En aquel momento se abrió la puerta de la cocina y Melanie abrió la boca por la sorpresa.

Era Cade.

Cade entró en la pequeña cocina y pareció ocuparla por completo.

Melanie tragó saliva, sorprendida por su reacción de excitación ante la presencia de su marido, o mejor dicho, de su casi ex marido.

Al parecer, sus hormonas no habían recibido los papeles del divorcio, porque todavía mostraban atracción.

¿Y cómo no lo iban a hacer? Cade no había cambiado nada en el año que llevaban separados. Sólo tenía unas arrugas más alrededor de sus ojos azules. Era posible que estuviera un poco desaliñado por el estrés del día, pero seguía siendo sexy. «Realmente sexy», pensó ella. El deseo la invadió y sintió ganas de tocar su cara, de pasar una mano por su pecho, para sentir la seguridad de su cuerpo fuerte contra el de ella.

La temperatura de la habitación pareció aumentar.

La atracción nunca había faltado entre ellos. Pero un matrimonio no se basaba sólo en la atracción sexual. Necesitaban comunicación, comprensión, entendimiento, dar y recibir.

Y un hombre que quisiera que su esposa hiciera algo más que perfeccionar el bizcocho y cambiar pañales.

Cade seguía teniendo su porte atlético, sus anchos hombros, sus duros músculos. Pero no había sido sólo su físico lo que la había atraído de Cade, aunque no le había importado su envoltorio.

Habían sido sus ojos. Y su sonrisa.

En aquel momento no estaba sonriendo. Pero aquéllos eran los mismos ojos que la habían conquistado aquel año en la clase de la señorita Owen.

Cade siempre había tenido una idea fija, un solo camino por delante, como si hubiera tenido orejeras y no pudiera ver más que el camino que él había trazado para los dos.

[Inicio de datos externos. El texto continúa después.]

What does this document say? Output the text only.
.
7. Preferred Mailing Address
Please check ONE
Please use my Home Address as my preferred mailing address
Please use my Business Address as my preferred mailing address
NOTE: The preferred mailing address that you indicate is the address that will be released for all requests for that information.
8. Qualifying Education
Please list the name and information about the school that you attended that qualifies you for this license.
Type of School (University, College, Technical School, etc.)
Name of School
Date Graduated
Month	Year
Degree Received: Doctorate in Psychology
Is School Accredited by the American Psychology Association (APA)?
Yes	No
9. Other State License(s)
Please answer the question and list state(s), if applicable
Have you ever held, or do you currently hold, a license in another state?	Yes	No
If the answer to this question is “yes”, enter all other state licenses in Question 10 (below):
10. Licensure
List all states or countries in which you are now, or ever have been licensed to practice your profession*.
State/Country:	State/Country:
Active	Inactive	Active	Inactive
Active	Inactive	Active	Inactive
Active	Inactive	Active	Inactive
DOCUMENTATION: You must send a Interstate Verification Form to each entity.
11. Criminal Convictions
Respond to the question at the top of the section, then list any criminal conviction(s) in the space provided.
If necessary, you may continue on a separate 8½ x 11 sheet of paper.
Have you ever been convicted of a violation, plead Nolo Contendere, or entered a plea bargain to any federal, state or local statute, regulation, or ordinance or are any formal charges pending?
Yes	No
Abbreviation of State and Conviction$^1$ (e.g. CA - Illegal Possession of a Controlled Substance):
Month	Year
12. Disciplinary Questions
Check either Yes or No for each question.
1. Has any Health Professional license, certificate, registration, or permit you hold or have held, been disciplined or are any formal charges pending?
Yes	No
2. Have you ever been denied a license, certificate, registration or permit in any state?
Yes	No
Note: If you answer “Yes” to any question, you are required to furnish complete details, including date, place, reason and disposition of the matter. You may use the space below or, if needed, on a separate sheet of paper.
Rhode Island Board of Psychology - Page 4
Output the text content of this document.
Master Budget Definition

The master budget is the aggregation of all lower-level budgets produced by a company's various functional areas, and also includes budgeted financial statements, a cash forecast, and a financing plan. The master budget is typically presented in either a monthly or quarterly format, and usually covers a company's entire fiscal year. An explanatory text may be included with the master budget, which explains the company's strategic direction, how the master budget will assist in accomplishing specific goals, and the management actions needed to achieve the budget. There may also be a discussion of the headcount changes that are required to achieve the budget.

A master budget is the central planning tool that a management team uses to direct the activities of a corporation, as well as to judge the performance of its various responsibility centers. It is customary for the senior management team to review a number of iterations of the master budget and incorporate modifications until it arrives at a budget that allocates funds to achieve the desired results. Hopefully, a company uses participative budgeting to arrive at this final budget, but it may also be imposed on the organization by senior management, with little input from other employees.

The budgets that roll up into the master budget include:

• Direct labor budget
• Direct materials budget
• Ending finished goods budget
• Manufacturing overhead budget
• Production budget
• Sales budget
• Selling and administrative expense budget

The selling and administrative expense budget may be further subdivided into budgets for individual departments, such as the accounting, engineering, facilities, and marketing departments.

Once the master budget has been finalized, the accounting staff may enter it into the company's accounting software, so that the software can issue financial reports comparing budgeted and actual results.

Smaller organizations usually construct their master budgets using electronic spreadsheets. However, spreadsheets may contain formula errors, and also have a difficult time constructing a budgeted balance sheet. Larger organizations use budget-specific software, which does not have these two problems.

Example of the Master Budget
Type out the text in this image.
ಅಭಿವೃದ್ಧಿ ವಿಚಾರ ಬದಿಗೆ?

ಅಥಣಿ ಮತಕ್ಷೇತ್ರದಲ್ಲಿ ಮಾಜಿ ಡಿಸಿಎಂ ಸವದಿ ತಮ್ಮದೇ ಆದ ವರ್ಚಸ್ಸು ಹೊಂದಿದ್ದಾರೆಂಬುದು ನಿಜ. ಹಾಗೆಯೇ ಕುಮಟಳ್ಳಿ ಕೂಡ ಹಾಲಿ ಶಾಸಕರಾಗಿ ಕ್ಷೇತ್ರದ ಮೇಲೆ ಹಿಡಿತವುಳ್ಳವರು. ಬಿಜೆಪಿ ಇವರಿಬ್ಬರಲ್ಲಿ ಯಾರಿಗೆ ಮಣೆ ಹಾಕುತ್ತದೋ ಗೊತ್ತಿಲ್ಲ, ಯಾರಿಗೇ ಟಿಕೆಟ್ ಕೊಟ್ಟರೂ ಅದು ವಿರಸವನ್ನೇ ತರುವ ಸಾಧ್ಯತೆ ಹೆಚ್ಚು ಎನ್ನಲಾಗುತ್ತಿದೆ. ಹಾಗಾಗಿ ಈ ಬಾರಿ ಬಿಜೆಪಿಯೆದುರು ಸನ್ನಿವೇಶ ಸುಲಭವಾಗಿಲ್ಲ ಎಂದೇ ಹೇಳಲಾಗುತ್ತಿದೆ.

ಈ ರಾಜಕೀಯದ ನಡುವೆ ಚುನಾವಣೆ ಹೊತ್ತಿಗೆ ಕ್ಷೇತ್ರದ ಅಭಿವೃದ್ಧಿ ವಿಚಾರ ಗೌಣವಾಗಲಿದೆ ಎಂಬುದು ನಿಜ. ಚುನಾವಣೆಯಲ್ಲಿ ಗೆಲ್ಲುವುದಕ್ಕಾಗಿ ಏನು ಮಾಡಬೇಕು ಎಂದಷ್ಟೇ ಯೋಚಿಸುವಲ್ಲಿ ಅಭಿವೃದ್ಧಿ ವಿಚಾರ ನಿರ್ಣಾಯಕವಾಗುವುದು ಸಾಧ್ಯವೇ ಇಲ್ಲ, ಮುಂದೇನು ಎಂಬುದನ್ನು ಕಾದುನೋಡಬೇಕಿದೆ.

El temporizador del horno sonó. El bizcocho. Tenía que ocuparse del bizcocho. Agarró una espátula y un paño, pero su atención seguía en Cade, no en el molde caliente que acababa de sacar del horno.

–¿Melanie? –preguntó Jeannie–. Tengo que irme al salón de belleza. Pero quería estar segura de que Cade y tú me hacíais este favor, ¿de acuerdo?

–Hola, Melanie –dijo Cade con su voz de barítono–. ¿Puedo quedarme un momento aquí? Tengo que hacer un poco de tiempo antes de una reunión.

–Sí, sí, por supuesto –dijo Melanie dejando la espátula.

–¡Oh, genial! –exclamó Jeannie–. Os veré dentro de una semana, entonces –rió–. A Cade y a ti. Será el mejor discurso del mundo. Vosotros tenéis facilidad de palabra…

–¡No! ¡He querido decir «no»! –gritó Melanie.

Pero Jeannie se había marchado.

El «sí» había sido para Cade, no para Jeannie, pensó Melanie.

Emmie sonrió a su madre, luego se dio la vuelta y desmoldó el bizcocho.

Melanie dejó la espátula en el fregadero antes de que pudiera volver a cometer el mismo error dos veces: decir «sí» cuando quería decir «no».